Session 9- Data export and simplification#
Goal: Learn how to get your data out of QuPath and into a manuscript
1. Exporting Cell Counts#
Make sure you have a project in which you successfully ran the multiplex classifier on all 3 lung images. If you did not complete this, open “Proj1 - Session 9” from the backup projects folder.
Save your current image
File > Save. Data export will not work properly without saving first!Measure > Export measurementsSelect the 3 finished images and click the carrot > to select them for export
You’ll likely get a red warning message reminding you to save. It’s OK, it’s always there - but is a valid warning since a fresh cell detection, or any changes you make to the current image before saving, will not be represented in your exported data.
Click Choose next to “Output file”. Give the new file the name “Annotations Measurements”
In the dropdown, choose Export type = “Annotations”
Choose the file separator you want. In the US, “comma (.csv)” is standard.
Click Export. The export should take <<1 min.
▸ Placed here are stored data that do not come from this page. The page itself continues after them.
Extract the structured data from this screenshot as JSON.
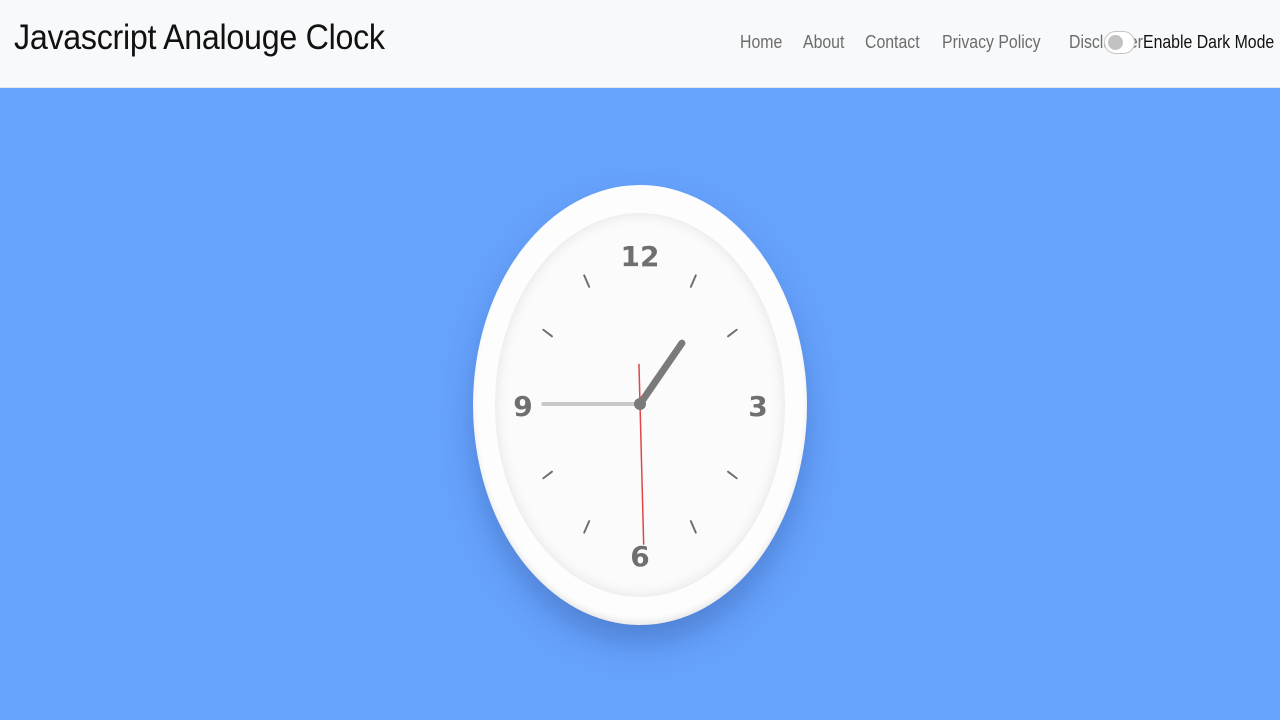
{
  "header": {
    "brand": "Javascript Analouge Clock",
    "nav": [
      {
        "label": "Home"
      },
      {
        "label": "About"
      },
      {
        "label": "Contact"
      },
      {
        "label": "Privacy Policy"
      },
      {
        "label": "Disclaimer"
      }
    ],
    "dark_mode": {
      "label": "Enable Dark Mode",
      "enabled": false
    }
  },
  "colors": {
    "header_bg": "#f8f9fa",
    "page_bg": "#66a3fd",
    "clock_bg": "#fdfdfd",
    "hand_color": "#7a7a7a",
    "minute_hand_color": "#c8c8c8",
    "second_hand_color": "#e04646"
  },
  "clock": {
    "numerals": [
      "12",
      "3",
      "6",
      "9"
    ],
    "time": {
      "hour": 1,
      "minute": 45,
      "second": 32
    }
  }
}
This produces a spreadsheet with 1 row per annotation (full tissue region and tumor) in each image. Each row contains the information you see in the Annotation tab when you select an annotation.
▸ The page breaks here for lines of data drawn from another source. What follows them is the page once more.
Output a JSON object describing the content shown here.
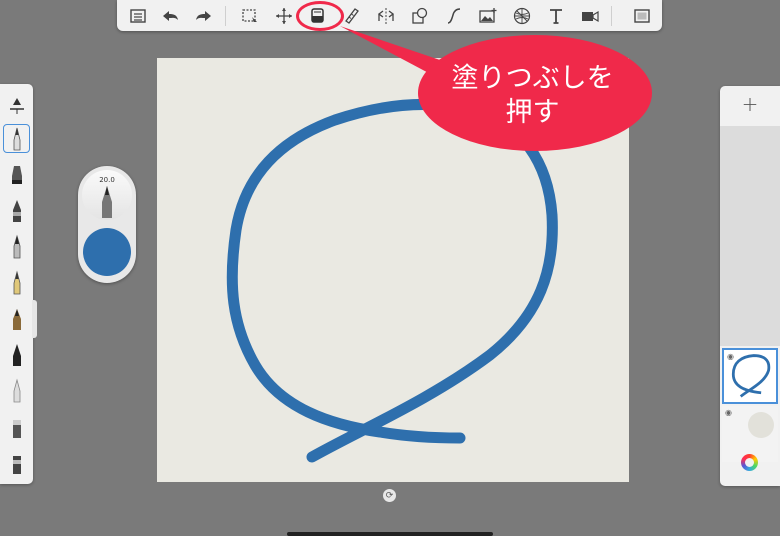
{
  "toolbar": {
    "tools": [
      {
        "icon": "list-icon"
      },
      {
        "icon": "undo-icon"
      },
      {
        "icon": "redo-icon"
      },
      {
        "icon": "selection-icon"
      },
      {
        "icon": "transform-icon"
      },
      {
        "icon": "fill-bucket-icon",
        "highlighted": true
      },
      {
        "icon": "ruler-icon"
      },
      {
        "icon": "symmetry-icon"
      },
      {
        "icon": "shapes-icon"
      },
      {
        "icon": "curve-icon"
      },
      {
        "icon": "image-icon"
      },
      {
        "icon": "perspective-icon"
      },
      {
        "icon": "text-icon"
      },
      {
        "icon": "video-icon"
      },
      {
        "icon": "fullscreen-icon"
      }
    ]
  },
  "callout": {
    "line1": "塗りつぶしを",
    "line2": "押す",
    "color": "#f0294a"
  },
  "brush": {
    "size_label": "20.0",
    "color": "#2e6fad"
  },
  "layers": {
    "add_label": "+"
  },
  "canvas": {
    "background": "#eae9e2",
    "stroke_color": "#2e6fad"
  }
}
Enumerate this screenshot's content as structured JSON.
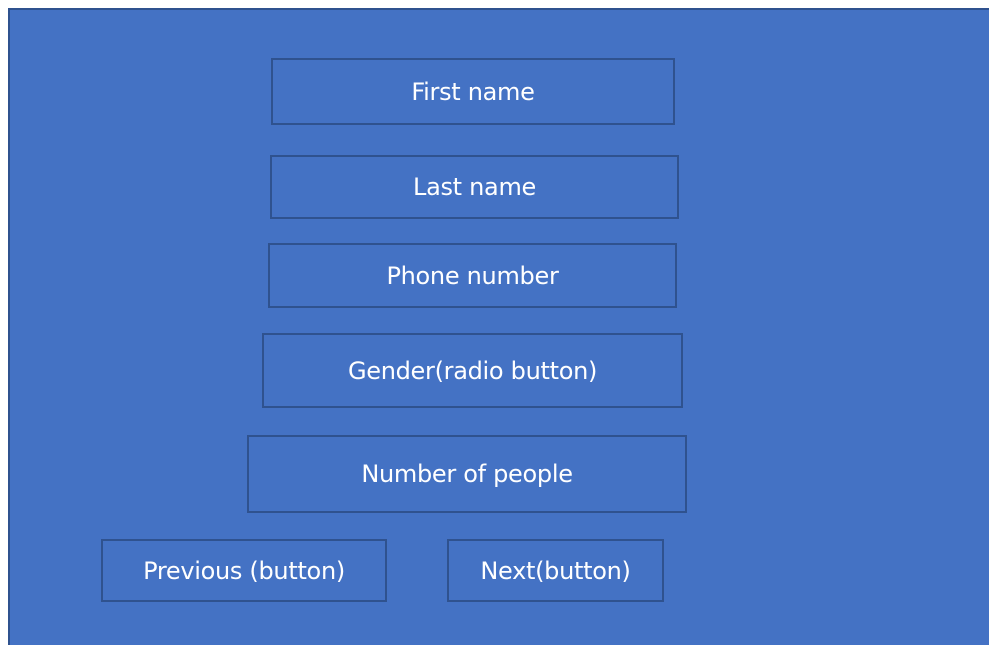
{
  "form": {
    "first_name": "First name",
    "last_name": "Last name",
    "phone_number": "Phone number",
    "gender": "Gender(radio button)",
    "number_of_people": "Number of people"
  },
  "buttons": {
    "previous": "Previous (button)",
    "next": "Next(button)"
  },
  "colors": {
    "background": "#4472c4",
    "border": "#2f528f",
    "text": "#ffffff"
  }
}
Working with the annotation data in Excel#
Open the created .csv file in your spreadsheet program of choice (Excel, Google Sheets, Libre Office Calc, etc). I’m using Excel.
To simplify, delete the following columns:
Object ID
Object type
Name
Parent
ROI
Centroid X
Centroid Y
Perimeter
Create the following column headers:
Num CD4
Num CD8
Num T cells
Tcell / mm2
CD4%
We’re going to calculate those metrics for all 6 annotations.
To calculate the total number of CD4 cells, you must add the cell counts in any category that says CD4 (CD4, CD4: FoxP3, CD4: FoxP3: PD1, CD4: PD1)
Repeat for CD8s
Add the CD4 and CD8 cell counts to find total T cells. (For the immunologists: relax, this is a simplification for example purposes.)
Divide the T cell count by the area to find T cell density: \(Num Tcells / Area (um^2) *1000000 = Tcells / mm^2\)
Calculate CD4% of all T cells as \(Num CD4 / Num Tcells * 100 = CD4\% \)
Select all of the newly calculated metrics and double click to drop down for all tissues

Similar procedures could be used to find the frequency of FoxP3s among CD4s or the frequency of PD1 among CD8s, etc.
Compare tissue types and sample by sorting the data by the Classification column to separate the full tissue and the tumor-only.
2. Exporting Individual Cell Measurements#
Sometimes, instead of needing the total fraction of positive cells in an area, we need the distribution of cell measurements.
Back in QuPath:
Measure > Export measurementsSelect the 3 finished images and click the carrot > to select them for export
Click Choose next to “Output file”. Give the new file the name “Cell Measurements”
In the dropdown, choose Export type = “Detections”
Choose the file separator you want. In the US, “comma (.csv)” is standard.
Click Populate. Then, in the dropdown, select:
Image
Classification
Each “mean intensity” measurement (8 total)
Click Export. The export should take <1 min (often more for large projects and full whole slide images). The output file will have 1 row per cell, with each row containing everything we have measured about that cell.
Working with the Cell data in Excel/Prism#
Open the created file in Excel
Filter the long spreadsheet for Lung1 and CD4+ cells

Create a new worksheet called “CD4 PD1”. Copy the values from the column “ROI: 0.33 µm per pixel: PD1: Mean” into the new worksheet.
Repeat for Lung2 and Lung3.
Select columns A, B, C.
In the Insert tab, click the dropdown next to the blue bar graph and choose “Box and Whisker”
You’ll get a graph that looks like this:
8. Alternatively, if you have access to Prism, paste the data directly into Prism instead of a separate worksheet (easier). The resulting violin plot will be prettier and will look like this:
A note on image analysis statistics#
When calculating statistics, it’s important to keep track of technical vs biological replicates
- 1 mouse/human sample = n of 1
- 10000 cells in a single section = 1 biological replicate
- 2 sections from the same mouse = 2 technical replicates
- Individual cells are NOT independent. Do not perform a t-test or ANOVA on them. If you try to, you will find that these 3 crops from the same lung are p<.0001 different from each other!
- To display both sample variabity and cell-to-cell variability, use Nested plots in Prism. For further information, see the informative and funny SuperPlots paper
It’s equally important to keep track of error propagation.
To WILDLY simplify power analysis, your classifier should have less error than both the difference between groups and the expected frequency of cells. Which one is more limiting depends on your experiment.
NB: This is also true for flow cytometry! If you compare the MFIs of 1000 cells from each of 2 mice, you have n=1 per group.